REMOTE-CONTROLLED drone aircraft are being used to search for new and undiscovered oil reserves in the North Sea for the first time, it has been revealed.
Underwater remotely operated vehicles (ROVs) have been a vital part of Britain’s oil industry for decades, but now remotely-operated flying machines are being deployed in the hunt for new oil reserves.
The drones are being used to study geology from the air in a scheme involving academics at Aberdeen University along with a group at the University of Bergen in Norway.
The drones are being used to scan rock formations in remote areas to help oil industry geologists better understand what lies beneath the surface and improve the industry’s understanding of subsurface reservoirs.
3D model plans
Professor John Howell, a geoscientist at Aberdeen University, explained: “When you drill a well in the North Sea, you can directly measure the rocks in the borehole. However you have much less certainty about what is going on away from the well. Given that two wells are often several miles apart, predicting what the rock layers in between the boreholes look like is a huge challenge.

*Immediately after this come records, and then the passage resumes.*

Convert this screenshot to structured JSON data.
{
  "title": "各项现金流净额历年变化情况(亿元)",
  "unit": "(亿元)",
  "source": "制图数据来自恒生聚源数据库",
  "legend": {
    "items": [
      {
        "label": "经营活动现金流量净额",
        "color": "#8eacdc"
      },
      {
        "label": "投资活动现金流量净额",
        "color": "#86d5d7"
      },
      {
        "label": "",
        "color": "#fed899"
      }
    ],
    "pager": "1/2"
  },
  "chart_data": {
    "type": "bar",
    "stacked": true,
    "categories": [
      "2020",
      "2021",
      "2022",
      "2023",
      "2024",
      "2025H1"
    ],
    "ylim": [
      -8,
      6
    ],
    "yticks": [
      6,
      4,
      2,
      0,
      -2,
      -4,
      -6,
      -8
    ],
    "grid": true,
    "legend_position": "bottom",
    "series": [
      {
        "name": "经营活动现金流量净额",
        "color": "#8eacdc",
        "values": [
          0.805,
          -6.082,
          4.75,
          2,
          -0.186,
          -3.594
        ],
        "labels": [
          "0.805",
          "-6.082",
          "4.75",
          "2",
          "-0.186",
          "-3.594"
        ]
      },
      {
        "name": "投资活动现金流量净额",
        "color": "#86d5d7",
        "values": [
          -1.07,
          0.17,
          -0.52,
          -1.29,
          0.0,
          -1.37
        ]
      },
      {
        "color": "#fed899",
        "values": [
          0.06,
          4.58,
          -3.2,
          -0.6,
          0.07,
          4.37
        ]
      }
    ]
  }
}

“To solve this problem we look at similar rock units which occur in cliffs above sea level and we use the drone to make extremely detailed 3D models, which we can then adapt for the subsurface.
“This gives us a much better idea of what conditions are like between these two bore holes and then allows us to predict how the oil will follow and how much we can recover.”
The dual-camera drones can be operated remotely by the teams, with eight independent motors allowing precise control in flight. An Aberdeen university spokesman said: “The drones consist of computer gyroscopically stabilised body, typically with up to eight tiny motors with helicopter-style blades on ‘spider legs’ emitting from its centre.
“The vehicle used in the project costs around £10,000 and is remotely operated using radio controls and carries two cameras which allow it to collect stereo, 3D imagery. The computer stabilisation and multiple motors means it is incredibly stable and provide and accurate map of the rock formations.”
The aim of the project, dubbed SAFARI, is to create highly-detailed virtual models of rock formations. Professor Howell said: “The work is part of a project called SAFARI which started in the late 1980s.
“The original workers on the project have seen data collection technology come on in leaps and bounds since then but the introduction of laser scanning was one of the biggest improvements.
“We’re now able to create virtual rock formations that are accurate to within less than a few millimetres.“
The project’s goal is to develop a fully searchable database of relevant rock formations which will help oil companies build better models of the subsurface and improve recovery from oilfields. The research is being supported by 24 oil companies, including a number of unidentified oil majors.